20/05/2026
“¡No me gusta el piano!”
Esa era la frase que escuchaba cada jueves a las 4:30 de la tarde, justo a la hora en que Miguelito llegaba a su clase.
—Pero dime —le pregunté—, ¿por qué ya no te gusta el piano? ¡Antes lo disfrutabas!
Miguelito solo se encogió de hombros y cruzó los brazos, visiblemente molesto.
—¿Estás enojado?
—Sí —respondió.
—¿Con quién? ¿Conmigo?
—No.
—¿Con mamá?
—No...
—¿Con el piano?
—¡Sí! —contestó, esta vez un poco más tranquilo.
—¿Estás enojado porque ahora tienes que esforzarte más y las cosas ya no te salen a la primera?
Y di en el clavo.
Miguelito es un alumno brillante de siete años, con una sensibilidad musical extraordinaria. Durante mucho tiempo, todo parecía resultarle con facilidad; incluso interpretaba piezas más complejas de lo habitual para su edad.
Pero había llegado a un punto en el que la lectura musical, la coordinación y la posición correcta de sus pequeñas manos comenzaban a exigirle algo nuevo: esfuerzo, constancia y, sobre todo, la capacidad de tolerar la frustración.

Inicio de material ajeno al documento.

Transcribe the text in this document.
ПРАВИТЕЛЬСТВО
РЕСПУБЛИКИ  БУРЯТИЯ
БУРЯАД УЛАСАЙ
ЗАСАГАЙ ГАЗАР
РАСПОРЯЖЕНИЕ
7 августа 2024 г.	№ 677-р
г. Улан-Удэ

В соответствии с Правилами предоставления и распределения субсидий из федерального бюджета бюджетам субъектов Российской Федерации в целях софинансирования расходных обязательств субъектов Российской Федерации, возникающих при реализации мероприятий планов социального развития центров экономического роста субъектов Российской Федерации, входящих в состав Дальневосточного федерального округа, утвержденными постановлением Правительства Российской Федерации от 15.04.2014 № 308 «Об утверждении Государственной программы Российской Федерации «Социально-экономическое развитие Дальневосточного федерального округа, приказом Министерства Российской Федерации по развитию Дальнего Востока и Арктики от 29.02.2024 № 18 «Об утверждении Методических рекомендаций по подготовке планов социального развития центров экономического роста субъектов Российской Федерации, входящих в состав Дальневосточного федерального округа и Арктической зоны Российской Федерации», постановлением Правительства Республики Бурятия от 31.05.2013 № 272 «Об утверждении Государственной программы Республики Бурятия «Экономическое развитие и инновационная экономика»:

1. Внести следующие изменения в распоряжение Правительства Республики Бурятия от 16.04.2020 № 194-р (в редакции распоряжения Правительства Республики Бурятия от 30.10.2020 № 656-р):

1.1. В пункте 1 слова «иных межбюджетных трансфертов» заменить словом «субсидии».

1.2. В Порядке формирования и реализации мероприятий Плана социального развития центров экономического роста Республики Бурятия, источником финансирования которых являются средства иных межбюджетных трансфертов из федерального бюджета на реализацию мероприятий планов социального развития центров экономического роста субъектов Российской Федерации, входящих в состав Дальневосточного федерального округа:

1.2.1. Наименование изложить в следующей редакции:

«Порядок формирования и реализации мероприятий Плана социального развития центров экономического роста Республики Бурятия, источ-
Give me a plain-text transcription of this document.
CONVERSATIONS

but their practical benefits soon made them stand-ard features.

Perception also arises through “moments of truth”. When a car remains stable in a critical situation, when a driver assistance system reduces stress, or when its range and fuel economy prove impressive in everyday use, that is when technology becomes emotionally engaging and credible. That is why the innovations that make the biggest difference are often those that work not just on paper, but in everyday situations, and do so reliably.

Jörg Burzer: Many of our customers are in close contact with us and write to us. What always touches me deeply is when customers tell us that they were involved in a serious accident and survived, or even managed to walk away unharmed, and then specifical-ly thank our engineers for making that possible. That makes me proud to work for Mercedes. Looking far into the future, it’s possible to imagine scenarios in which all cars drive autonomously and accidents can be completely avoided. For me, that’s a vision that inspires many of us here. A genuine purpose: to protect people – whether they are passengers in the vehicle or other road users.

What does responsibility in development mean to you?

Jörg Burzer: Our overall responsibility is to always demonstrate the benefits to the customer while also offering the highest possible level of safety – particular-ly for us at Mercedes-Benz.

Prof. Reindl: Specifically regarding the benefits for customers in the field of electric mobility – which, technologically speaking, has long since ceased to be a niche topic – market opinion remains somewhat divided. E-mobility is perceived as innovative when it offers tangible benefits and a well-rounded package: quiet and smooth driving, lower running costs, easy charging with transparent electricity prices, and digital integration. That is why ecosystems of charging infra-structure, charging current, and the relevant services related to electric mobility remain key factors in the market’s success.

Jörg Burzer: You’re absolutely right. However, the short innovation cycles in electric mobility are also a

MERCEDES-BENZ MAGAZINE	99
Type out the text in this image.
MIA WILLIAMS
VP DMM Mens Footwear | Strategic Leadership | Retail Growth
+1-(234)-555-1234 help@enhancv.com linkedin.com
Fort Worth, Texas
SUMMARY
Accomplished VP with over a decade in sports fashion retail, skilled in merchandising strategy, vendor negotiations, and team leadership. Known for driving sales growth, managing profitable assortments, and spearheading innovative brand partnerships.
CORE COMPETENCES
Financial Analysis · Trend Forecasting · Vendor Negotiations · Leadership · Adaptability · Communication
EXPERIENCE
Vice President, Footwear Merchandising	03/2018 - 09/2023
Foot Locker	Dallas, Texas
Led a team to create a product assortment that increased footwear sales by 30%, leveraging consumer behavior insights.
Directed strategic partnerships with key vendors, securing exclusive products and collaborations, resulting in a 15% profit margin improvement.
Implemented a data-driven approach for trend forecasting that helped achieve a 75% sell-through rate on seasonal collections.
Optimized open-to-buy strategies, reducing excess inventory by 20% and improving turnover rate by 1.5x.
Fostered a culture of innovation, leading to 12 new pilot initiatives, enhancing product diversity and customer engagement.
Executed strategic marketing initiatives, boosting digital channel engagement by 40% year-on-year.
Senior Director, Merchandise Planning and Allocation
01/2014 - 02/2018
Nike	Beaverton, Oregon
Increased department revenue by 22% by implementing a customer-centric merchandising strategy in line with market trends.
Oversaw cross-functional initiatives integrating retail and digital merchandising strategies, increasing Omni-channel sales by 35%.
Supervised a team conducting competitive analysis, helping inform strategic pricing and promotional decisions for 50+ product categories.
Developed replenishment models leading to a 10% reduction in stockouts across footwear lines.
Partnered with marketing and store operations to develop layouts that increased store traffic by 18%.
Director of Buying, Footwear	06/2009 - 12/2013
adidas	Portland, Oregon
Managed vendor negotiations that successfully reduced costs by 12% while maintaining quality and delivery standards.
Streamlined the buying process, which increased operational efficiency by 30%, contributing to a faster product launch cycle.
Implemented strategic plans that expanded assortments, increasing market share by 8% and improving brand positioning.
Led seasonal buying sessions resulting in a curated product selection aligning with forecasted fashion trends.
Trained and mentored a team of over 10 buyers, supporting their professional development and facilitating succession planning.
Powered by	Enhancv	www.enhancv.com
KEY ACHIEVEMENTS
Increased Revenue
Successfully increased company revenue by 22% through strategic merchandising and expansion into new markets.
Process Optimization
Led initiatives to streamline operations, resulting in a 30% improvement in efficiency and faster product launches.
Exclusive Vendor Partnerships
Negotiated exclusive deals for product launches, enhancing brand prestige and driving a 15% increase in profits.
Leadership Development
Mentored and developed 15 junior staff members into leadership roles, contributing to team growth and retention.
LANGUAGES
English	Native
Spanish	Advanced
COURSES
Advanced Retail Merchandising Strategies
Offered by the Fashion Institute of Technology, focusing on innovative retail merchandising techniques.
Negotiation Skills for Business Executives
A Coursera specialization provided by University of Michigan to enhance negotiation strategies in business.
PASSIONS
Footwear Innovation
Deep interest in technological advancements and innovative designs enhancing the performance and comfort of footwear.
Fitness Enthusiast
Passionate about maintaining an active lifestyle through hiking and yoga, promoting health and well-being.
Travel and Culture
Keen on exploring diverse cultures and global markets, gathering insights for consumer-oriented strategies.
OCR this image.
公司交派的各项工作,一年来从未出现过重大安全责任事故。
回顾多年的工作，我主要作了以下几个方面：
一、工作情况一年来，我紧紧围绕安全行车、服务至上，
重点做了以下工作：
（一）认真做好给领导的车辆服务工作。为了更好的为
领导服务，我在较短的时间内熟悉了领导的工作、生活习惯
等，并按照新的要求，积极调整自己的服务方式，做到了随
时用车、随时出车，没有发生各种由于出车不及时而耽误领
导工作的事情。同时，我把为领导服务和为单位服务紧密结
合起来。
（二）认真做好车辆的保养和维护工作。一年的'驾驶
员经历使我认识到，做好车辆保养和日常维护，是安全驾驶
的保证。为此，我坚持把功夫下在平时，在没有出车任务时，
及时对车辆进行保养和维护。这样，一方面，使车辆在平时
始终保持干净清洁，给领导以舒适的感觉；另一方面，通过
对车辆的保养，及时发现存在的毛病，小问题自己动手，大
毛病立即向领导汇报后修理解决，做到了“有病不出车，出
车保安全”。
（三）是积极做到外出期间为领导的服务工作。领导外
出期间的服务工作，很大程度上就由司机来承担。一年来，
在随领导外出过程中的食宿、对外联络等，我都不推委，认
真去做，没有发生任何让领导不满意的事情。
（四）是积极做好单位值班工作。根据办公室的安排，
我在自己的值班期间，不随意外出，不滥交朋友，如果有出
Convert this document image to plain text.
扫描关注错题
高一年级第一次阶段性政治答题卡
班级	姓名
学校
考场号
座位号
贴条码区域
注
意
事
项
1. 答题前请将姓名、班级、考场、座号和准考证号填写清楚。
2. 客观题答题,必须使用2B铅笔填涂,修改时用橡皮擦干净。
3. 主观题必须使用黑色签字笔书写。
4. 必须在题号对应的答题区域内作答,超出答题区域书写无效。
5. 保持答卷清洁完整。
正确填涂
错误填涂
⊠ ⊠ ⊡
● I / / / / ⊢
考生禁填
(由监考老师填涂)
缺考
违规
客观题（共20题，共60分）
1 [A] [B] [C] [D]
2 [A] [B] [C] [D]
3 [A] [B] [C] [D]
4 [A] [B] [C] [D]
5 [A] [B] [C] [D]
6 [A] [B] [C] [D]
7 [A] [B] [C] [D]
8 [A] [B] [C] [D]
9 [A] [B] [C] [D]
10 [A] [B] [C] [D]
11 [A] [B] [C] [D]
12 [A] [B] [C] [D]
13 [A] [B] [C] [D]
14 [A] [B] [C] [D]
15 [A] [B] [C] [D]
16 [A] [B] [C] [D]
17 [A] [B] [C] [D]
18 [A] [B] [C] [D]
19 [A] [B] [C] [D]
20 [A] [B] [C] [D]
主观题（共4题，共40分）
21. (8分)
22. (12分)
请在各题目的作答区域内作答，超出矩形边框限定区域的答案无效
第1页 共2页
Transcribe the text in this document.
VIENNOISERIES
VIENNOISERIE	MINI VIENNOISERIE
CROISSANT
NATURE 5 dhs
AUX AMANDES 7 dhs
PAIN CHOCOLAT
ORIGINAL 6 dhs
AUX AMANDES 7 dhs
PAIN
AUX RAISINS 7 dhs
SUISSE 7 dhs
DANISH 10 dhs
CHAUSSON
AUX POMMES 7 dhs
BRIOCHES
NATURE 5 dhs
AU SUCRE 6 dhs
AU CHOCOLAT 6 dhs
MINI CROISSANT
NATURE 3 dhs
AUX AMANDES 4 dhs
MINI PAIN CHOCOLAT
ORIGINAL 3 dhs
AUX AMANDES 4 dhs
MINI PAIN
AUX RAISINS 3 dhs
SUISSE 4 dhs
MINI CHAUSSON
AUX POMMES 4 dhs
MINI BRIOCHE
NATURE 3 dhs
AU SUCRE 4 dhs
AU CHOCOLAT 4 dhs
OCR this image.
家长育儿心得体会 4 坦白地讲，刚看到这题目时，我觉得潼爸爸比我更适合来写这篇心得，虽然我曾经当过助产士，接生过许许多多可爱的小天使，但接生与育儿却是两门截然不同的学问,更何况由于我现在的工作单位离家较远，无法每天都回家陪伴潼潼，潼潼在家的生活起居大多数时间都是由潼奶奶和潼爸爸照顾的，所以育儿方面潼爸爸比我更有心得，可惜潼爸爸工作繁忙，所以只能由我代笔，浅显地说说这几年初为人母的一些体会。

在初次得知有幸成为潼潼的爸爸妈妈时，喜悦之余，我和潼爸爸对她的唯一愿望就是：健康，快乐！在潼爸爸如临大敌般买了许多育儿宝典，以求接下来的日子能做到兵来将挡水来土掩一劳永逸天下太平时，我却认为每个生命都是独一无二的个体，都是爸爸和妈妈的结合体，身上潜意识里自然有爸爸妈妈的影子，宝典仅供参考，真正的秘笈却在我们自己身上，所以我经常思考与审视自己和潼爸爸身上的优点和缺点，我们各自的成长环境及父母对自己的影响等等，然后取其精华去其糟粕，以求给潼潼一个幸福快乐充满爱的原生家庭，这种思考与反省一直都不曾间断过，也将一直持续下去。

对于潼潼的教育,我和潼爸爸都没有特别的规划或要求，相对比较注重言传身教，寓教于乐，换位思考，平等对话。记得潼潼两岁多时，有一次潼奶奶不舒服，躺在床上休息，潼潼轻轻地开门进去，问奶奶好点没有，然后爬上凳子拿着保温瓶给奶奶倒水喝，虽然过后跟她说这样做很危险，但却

Ese día salió molesto, pero antes logramos hacer un acuerdo.
El siguiente paso era hablar con su mamá.
Le envié un mensaje diciéndole que necesitaba comentarle algo importante. Mientras esperaba su respuesta, mi mente imaginó toda clase de escenarios.
“En diez minutos te llamo”, respondió.
Tragué saliva cuando sonó mi celular.
—¿Miguelito le contó sobre nuestra clase de ayer? —pregunté.
—Sí —me respondió—. Ya escuché su versión; ahora quiero escuchar la tuya.
Con cierta tensión, le relaté con detalle lo ocurrido hasta llegar al acuerdo que había hecho con él.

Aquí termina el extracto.